J’avais un outil dans chaque main, les lames vers l’intérieur. Le petit bonhomme vaporeux me dit de lever la main droite : immédiatement la machette changea sa course et se porta à la rencontre de la menace apparente. Le petit bonhomme vaporeux me dit alors de frapper de la gauche et je n’eu qu’un mouvement du poignet à faire pour que le Spectre perce la peau de sa gorge, s’engage lentement sous son épiderme en tranchant veines et cartilage et surgisse de l’autre coté de son cou. Les yeux de manteau noir se voilèrent et je n’eu qu’à pousser sur le manche pour que son corps tombe à la renverse et déséquilibre son pote qui glissa par terre. Il y avait du sang qui sortait de partout et se répandait sur la neige.

 

L’amateur de baseball me menaçait encore de son couteau en essayant de se lever; la voix à l’arrière de mon crâne me dit qu’un mort c’était assez  mais que l’oiseau blanc et bleu disparu entre les glaces exigeait encore un sacrifice. Je levais le pied droit et le redescendit tranquillement sur sa jambe. Toutes les pointes de mon Simond Pitbull Cup pénétrèrent dans sa chair et il y eu un bruit sec.

Puis j’entendis hurler. Un hurlement qui ne cessait plus, comme si des centaines de poumons évacuaient leur trop-plein.

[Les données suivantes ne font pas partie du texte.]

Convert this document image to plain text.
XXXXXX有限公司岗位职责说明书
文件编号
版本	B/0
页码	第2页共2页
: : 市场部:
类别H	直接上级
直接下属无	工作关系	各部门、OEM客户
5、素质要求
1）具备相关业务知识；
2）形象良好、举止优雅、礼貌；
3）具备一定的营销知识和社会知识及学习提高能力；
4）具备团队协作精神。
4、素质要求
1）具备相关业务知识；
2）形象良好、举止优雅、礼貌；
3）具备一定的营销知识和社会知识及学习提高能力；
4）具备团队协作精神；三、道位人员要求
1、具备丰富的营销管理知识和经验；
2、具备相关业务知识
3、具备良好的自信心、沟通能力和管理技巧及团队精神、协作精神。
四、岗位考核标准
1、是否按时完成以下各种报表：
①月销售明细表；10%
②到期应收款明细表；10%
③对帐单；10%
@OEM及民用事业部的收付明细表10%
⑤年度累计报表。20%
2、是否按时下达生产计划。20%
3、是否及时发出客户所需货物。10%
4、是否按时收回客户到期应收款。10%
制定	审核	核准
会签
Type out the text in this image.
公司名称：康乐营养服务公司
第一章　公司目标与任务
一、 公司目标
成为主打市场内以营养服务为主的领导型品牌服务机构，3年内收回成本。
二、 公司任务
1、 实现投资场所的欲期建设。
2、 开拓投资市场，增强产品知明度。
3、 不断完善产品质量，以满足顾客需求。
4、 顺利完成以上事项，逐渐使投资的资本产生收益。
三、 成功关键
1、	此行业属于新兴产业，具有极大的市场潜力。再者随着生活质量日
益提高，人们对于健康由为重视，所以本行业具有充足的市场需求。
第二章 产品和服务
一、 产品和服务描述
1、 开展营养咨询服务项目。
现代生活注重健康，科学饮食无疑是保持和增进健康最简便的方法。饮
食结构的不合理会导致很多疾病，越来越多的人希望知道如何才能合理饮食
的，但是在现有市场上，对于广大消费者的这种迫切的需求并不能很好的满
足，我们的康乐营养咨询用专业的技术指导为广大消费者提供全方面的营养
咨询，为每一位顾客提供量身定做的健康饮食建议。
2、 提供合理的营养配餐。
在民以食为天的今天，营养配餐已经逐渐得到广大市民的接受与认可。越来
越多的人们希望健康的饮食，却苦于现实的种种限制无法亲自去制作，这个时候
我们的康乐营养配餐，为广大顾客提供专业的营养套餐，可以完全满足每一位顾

Je me suis assis sur une marche en attendant les secours. Ils ne pouvaient tarder avec tous ces décibels.

 

On m’a questionné, interrogé, critiqué, menacé. Meurtre, voies de fait, coups et blessures, port d’armes prohibées mais je savais bien que l’affaire allait être étouffée. Les bons bourgeois de Québec n’ont rien à apprendre de leurs prédécesseurs et ils craignent la publicité et un éclairage violent sur leurs turpitudes. Pour moi, ce serait une tape sur les doigts et un retour à ma vie banale et sans histoires.

 

Vous savez, je me demande depuis si les grands fauves atteignent le satori durant la chasse? Ont-ils cette expérience d’état second à chaque fois qu’ils capturent une proie?

Le loup de tête, le chef de meute, voit-il chaque flocon de neige? Entends-il chaque flocon tomber? Est-ce cela, l’instinct animal?

 

Les grimpeurs étaient-ils des fauves dans une autre vie?